3/ Car, outre la tenue des forums concurrents en 2012, les enjeux sont importants à Marseille où les contrats de la SEM (Veolia) arrivent à échéance en 2012 et 2013. La Coordination Eau bien commun souhaite donc que, dans toutes les communes du département concernées, « la question de la gestion directe de l’eau soit posée aux élus, débattue publiquement avant toute décision de renouvellement et soumise à un audit contradictoire et indépendant ». À ce propos, les élus Verts/Europe Ecologie de la commission une « agglomération éco-responsable » (Ager) de la communauté urbaine Marseille Provence Métropole (MPM) ont fait part, dans un communiqué, de leurs difficultés à obtenir certains documents, « en particulier, les rapports de contrôle des délégations de service public (DSP) eau et assainissement de MPM et le contrat de la DSP liant MPM à la Société des eaux de Marseille ».

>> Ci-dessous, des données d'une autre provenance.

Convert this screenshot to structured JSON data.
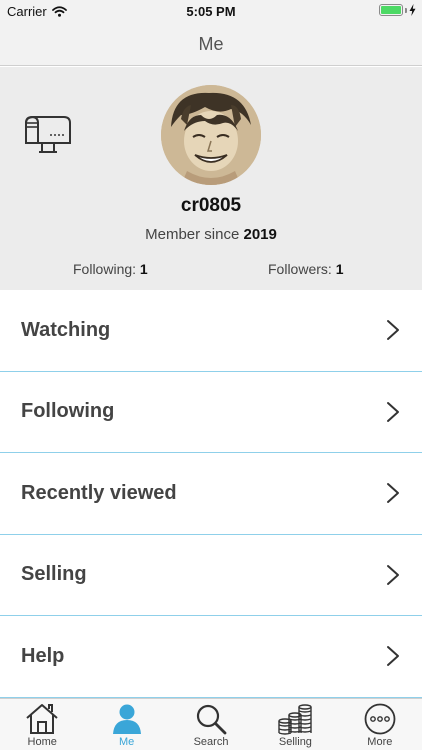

Au niveau régional, « il faut réussir la gestion responsable et durable de l’eau », a soutenu Michel Vauzelle, à l’instar de Cécile Helle constatant « des actions parcellaires, un manque de vision globale, cohérente des enjeux de l’eau » et affirmant la nécessité de « construire un service public régional de l’eau ». Gérard Piel a annoncé, alors que « d’ici à 2014 près de 50% des collectivités verront leurs contrats arriver à échéance », la création « d’un espace public régional de l’eau ». Objectif : « Cet établissement régional, dont, notamment, l’association EAU sera partenaire, sera un outil technique pour aider les communes qui le souhaitent à basculer vers la gestion publique de l’eau et de l’assainissement. » Ceci entre autres pour éviter le recours à des cabinets d’audit ou bureaux d’étude dont l’indépendance laisse parfois à désirer.
Enfin, au rayon annonces toujours, mais nationale cette fois, Jean-Luc Touly a évoqué l’idée (« lancée par Gabriel Amard, Michel Partage, Anne Le Strat, etc ») de créer une Fédération nationale des régies sous l’autorité d’Aqua Publica Europea.*
Antoine Pateffoz
*Aqua Publica Europea a pour vocation de rassembler les opérateurs publics des services d’eau et d’assainissement au niveau de l’Europe pour la promotion et le développement de la gestion publique de l’eau. Elle est présidée par Anne Le Strat, adjointe au maire de Paris chargée de l’eau. Gabriel Amard, secrétaire national du Parti de gauche, préside la communauté d’agglomération Les lacs de L’Essonne. Michel Partage, président de EAU, est conseiller général du Var.